Vers 8 heures, les premières camionnettes arrivent pour charger les sacs de pain destinés à la distribution dans les communes environnantes. Chaque matin, avant de commencer sa journée de travail, Ahmed, l’un des chauffeurs, assure cette tournée. Il n’est pas rémunéré, mais reçoit en échange dix sacs de pain pour sa famille – le pain est un aliment de base pour les habitants de la région. À leur arrivée au four central, les chauffeurs achètent le pain grâce à l’argent issu de la distribution de la veille. La gestion des fonds est assurée par un comptable.


Nafia et sa famille sont chargés de la vente du pain pour leur commune proche de Qamishli. L’endroit est protégé par des tôles pour ne pas être vu des drones turcs qui survolent la zone régulièrement. Le sachet est vendu 2500 livres syriennes, ce qui représente moins de 20 centimes.
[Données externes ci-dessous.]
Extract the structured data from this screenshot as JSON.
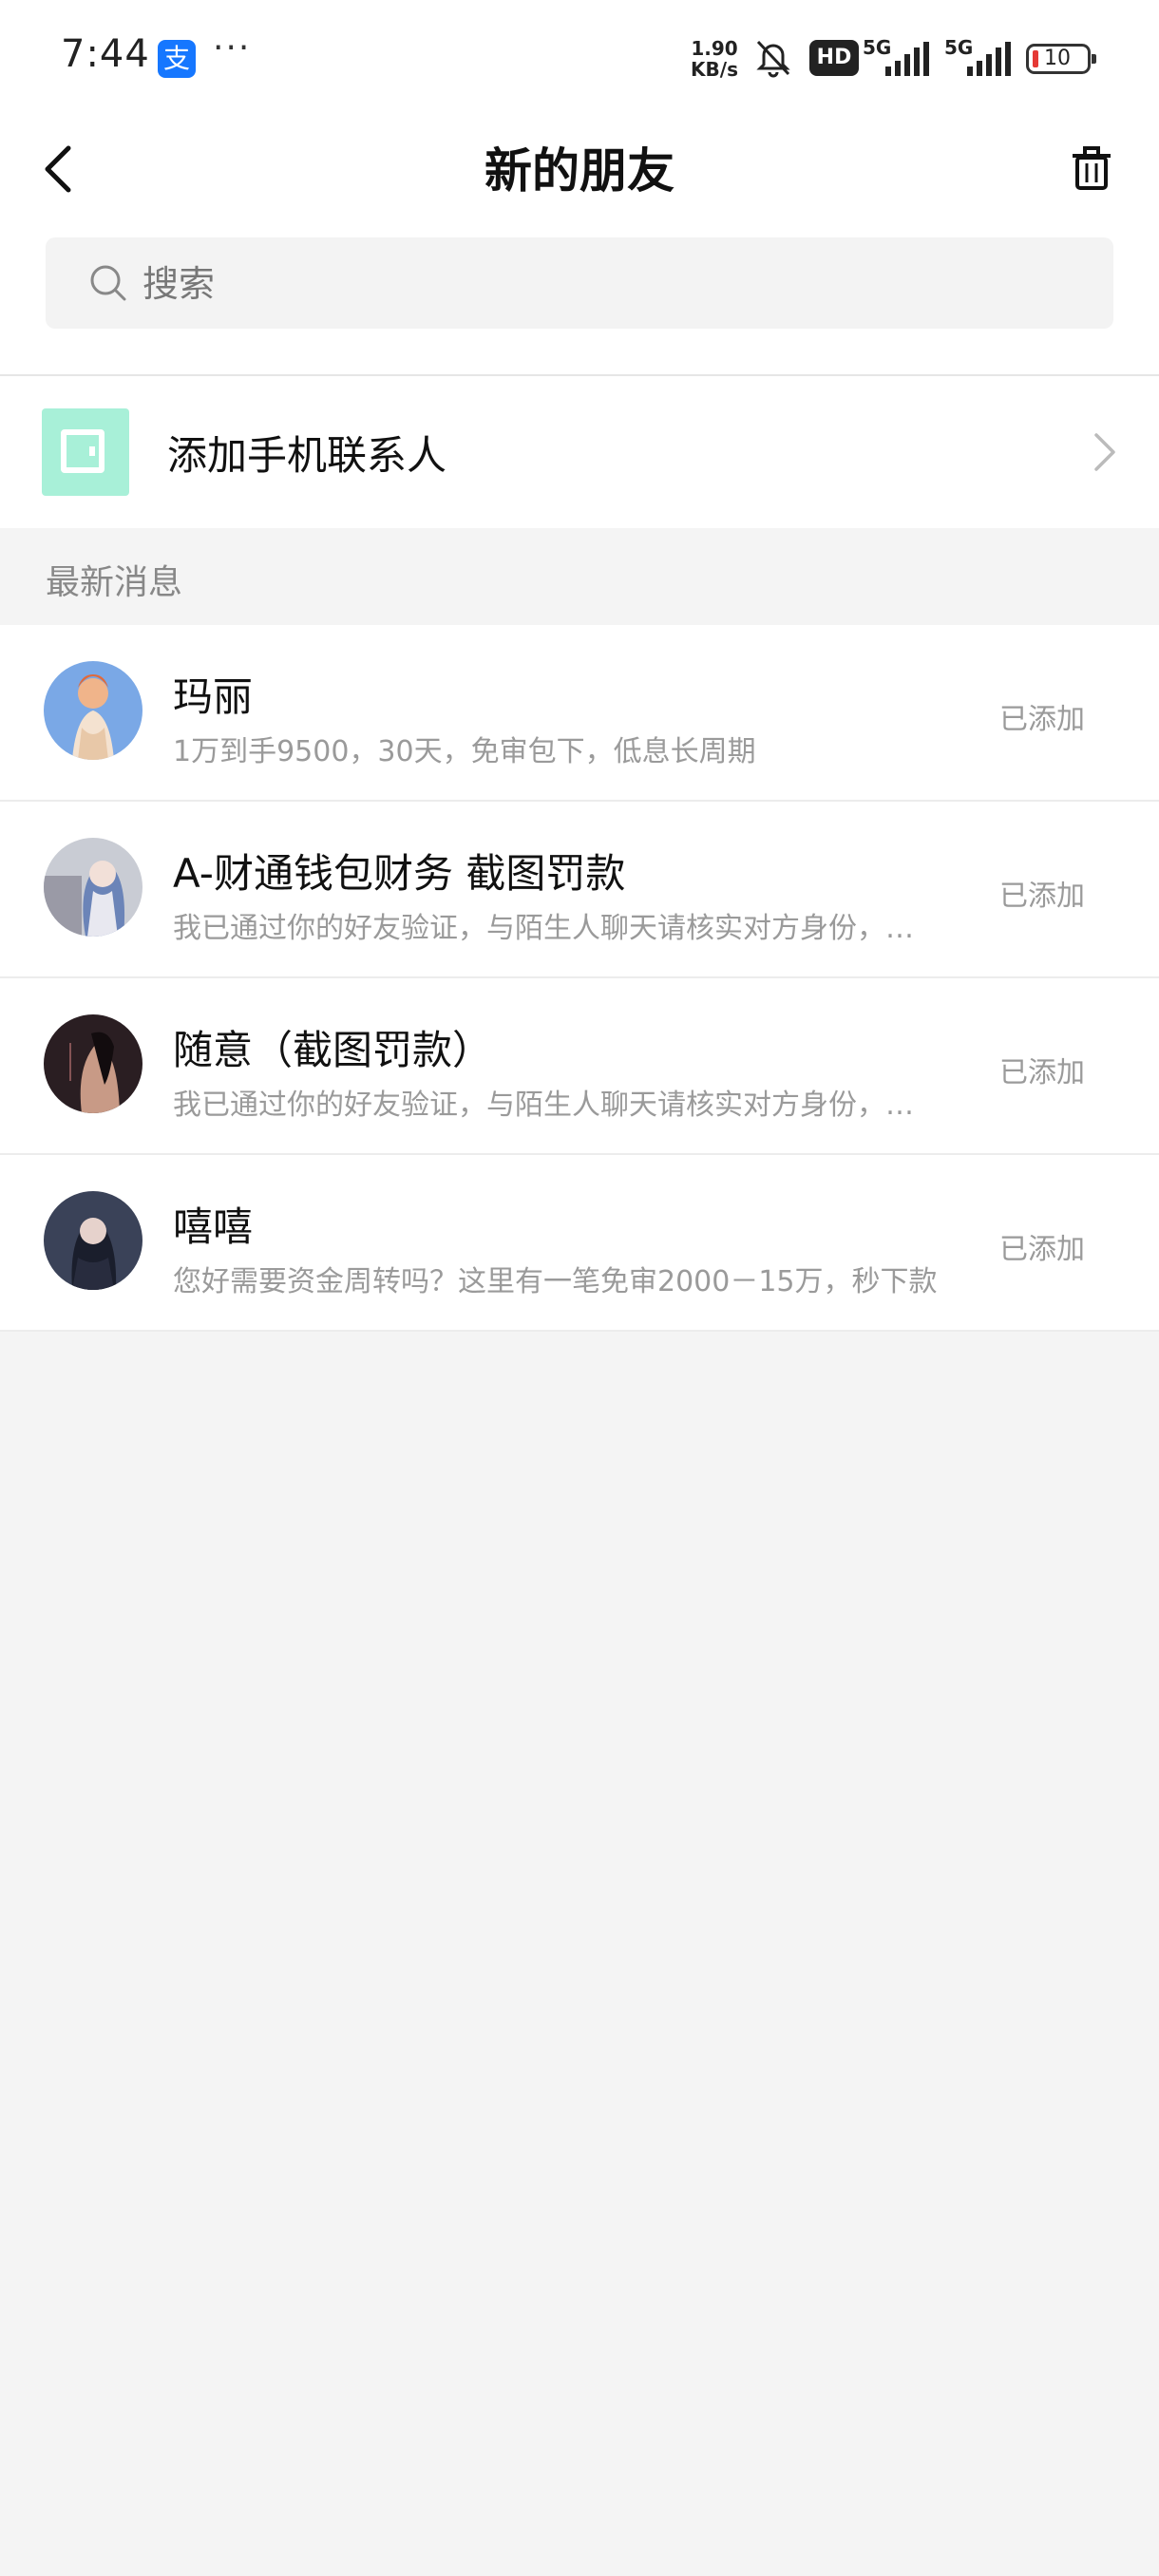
{
  "status_bar": {
    "time": "7:44",
    "alipay_glyph": "支",
    "more": "···",
    "net_speed_value": "1.90",
    "net_speed_unit": "KB/s",
    "hd": "HD",
    "sim1": "5G",
    "sim2": "5G",
    "battery": "10"
  },
  "header": {
    "title": "新的朋友"
  },
  "search": {
    "placeholder": "搜索"
  },
  "add_contacts": {
    "label": "添加手机联系人"
  },
  "section": {
    "title": "最新消息"
  },
  "requests": [
    {
      "name": "玛丽",
      "message": "1万到手9500，30天，免审包下，低息长周期",
      "status": "已添加"
    },
    {
      "name": "A-财通钱包财务  截图罚款",
      "message": "我已通过你的好友验证，与陌生人聊天请核实对方身份，谨...",
      "status": "已添加"
    },
    {
      "name": "随意（截图罚款）",
      "message": "我已通过你的好友验证，与陌生人聊天请核实对方身份，谨...",
      "status": "已添加"
    },
    {
      "name": "嘻嘻",
      "message": "您好需要资金周转吗？这里有一笔免审2000－15万，秒下款",
      "status": "已添加"
    }
  ],
  "colors": {
    "accent_contact_icon": "#a8f0d8",
    "alipay_blue": "#1677ff",
    "battery_low": "#e53935"
  }
}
Une carte de membre permet à chaque habitant d’une commune d’acheter du pain à un tarif subventionné. Mise en place par l’Administration autonome du nord et de l’est de la Syrie, cette mesure vise à garantir un accès abordable au pain pour l’ensemble de la population.
Muxafa et son fils viennent de récupérer leur ration quotidienne de pain, qu’ils laissent refroidir sur un tapis avant de le ranger. Touchée de plein fouet par l’inflation, la famille vit dans une grande précarité et dépend de cette distribution pour subvenir à ses besoins.